Тем не менее первые за прошедшие полтора года краткие переговоры между лидерами двух ведущих азиатских держав состоялись. И, пожалуй, в самом факте их проведения заключается значимость этого мероприятия.
А не в дежурных словах о необходимости установления “долгосрочных, здоровых и стабильных” двусторонних отношений. Которые произносились и два года назад в Пекине в ходе очередного саммита АТЭС.

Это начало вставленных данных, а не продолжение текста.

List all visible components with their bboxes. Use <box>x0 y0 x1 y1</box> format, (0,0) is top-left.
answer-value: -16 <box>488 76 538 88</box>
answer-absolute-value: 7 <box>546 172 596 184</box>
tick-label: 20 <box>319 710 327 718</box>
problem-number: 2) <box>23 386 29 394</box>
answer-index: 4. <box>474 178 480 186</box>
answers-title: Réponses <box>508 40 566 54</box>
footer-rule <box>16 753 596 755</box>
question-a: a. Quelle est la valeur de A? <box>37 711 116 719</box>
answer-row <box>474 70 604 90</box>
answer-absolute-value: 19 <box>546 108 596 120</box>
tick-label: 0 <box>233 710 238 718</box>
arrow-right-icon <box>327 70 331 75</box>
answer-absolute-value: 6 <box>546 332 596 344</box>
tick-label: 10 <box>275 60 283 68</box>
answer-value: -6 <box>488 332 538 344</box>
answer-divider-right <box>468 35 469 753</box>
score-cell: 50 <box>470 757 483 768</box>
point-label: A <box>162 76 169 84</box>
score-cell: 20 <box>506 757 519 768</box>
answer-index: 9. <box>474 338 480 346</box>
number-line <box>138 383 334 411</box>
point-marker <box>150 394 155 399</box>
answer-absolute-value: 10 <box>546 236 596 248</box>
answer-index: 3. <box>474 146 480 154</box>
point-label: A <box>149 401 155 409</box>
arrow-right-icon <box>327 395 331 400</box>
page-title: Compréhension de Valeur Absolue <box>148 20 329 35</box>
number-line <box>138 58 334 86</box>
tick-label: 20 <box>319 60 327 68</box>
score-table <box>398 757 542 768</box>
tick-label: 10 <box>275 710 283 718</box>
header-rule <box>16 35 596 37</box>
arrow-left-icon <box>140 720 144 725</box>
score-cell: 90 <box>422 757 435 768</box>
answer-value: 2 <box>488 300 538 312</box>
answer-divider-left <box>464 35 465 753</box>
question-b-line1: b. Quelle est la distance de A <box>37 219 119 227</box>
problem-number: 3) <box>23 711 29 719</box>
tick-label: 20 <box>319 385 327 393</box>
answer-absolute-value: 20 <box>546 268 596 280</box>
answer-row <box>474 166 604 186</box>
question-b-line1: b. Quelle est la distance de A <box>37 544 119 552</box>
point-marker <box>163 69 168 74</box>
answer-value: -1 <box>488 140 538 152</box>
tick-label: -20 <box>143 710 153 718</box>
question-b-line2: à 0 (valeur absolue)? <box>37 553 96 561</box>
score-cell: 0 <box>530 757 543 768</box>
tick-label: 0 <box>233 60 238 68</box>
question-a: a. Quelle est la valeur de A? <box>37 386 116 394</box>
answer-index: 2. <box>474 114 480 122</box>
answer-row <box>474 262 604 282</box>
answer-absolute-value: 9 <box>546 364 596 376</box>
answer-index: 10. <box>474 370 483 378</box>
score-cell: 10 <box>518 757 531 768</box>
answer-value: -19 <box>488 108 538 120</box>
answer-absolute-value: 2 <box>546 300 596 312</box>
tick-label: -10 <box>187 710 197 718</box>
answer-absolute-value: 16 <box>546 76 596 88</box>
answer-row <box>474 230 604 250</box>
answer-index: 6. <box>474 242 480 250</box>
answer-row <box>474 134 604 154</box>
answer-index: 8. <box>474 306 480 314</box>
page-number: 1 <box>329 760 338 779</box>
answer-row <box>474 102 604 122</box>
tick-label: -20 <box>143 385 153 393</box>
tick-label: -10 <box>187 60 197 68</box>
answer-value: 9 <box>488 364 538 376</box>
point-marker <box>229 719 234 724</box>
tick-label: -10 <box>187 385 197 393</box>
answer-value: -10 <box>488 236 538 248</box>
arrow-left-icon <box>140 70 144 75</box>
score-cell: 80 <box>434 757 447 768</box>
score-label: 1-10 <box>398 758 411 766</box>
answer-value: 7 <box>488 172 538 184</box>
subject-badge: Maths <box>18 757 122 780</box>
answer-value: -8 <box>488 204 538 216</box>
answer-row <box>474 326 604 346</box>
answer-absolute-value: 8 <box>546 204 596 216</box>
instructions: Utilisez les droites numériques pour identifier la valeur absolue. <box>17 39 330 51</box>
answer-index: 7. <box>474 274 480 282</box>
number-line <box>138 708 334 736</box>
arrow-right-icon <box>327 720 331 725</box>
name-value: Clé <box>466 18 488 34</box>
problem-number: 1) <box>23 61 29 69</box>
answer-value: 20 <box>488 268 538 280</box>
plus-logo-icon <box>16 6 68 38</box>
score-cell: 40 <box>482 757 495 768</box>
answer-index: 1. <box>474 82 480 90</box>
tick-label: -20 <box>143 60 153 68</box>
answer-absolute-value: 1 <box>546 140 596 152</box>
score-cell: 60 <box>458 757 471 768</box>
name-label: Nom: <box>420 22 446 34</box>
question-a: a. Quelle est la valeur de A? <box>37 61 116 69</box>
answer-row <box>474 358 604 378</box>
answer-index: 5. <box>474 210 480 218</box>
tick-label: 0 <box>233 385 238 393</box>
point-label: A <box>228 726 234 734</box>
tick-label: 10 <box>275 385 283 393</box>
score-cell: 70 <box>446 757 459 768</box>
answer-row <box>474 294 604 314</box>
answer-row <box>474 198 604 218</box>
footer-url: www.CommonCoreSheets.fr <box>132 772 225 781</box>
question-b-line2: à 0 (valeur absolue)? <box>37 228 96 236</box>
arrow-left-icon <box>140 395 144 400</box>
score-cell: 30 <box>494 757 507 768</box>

Станет ли состоявшаяся встреча лидеров Японии и Китая источником надежды на появление упомянутых выше “просветов” в отношениях между ними, теперь можно будет судить по итогам (вроде бы) запланированного на декабрь с.г. трёхстороннего саммита.
Его главной темой должно стать завершение, наконец, многолетнего “бега на месте” в попытках заключить японо-китайско-южнокорейское соглашение о свободной торговле.
В этот проект политика вклинилась самым очевидным и негативным образом.
Причём к сохраняющимся “болячкам” в японо-южнокорейских отношениях в последние месяцы прибавилась крайне серьёзная проблема в китайско-южнокорейских, возникшая в связи с развёртыванием на территории РК американской системы противоракетной обороны THAAD.
И на встрече с Пак Кын Хе на полях G-20 Си Цзиньпин прямо указал на озабоченность Китая этой проблемой.
Но при любом дальнейшем развитии событий в японо-китайской “стороне” треугольника “Россия-Китай-Япония” уверенно можно прогнозировать сохранение в той или иной мере элемента конкуренции в позиционировании двух ведущих азиатских участников мировой политической игры, которые являются и нашими важнейшими соседями.
Указанная конкуренция неизбежно распространится на Россию, которой необходимо, во-первых, просто принимать во внимание это обстоятельство и, во-вторых, сделать всё возможное для смягчения его негативного влияния как на российскую внешнюю политику, так и на решение ключевой для страны задачи экономического развития региона Сибири и Дальнего Востока.
В ходе вовлечения обеих ведущих азиатских держав в процесс решения этой задачи крайне важно, во-первых, снизить до минимума последствия переноса (видимо, неизбежного) на российскую территорию проблем в японо-китайских отношениях и, во-вторых, не способствовать (вольно или невольно) их усугублению.
Для этого потребуется ювелирная выверенность ходов в отношениях как с Китаем, так и с Японией.
Она особенно необходима в процессе решения пресловутой “проблемы Курильских островов” (“проблемы Северных территорий” в японской терминологии).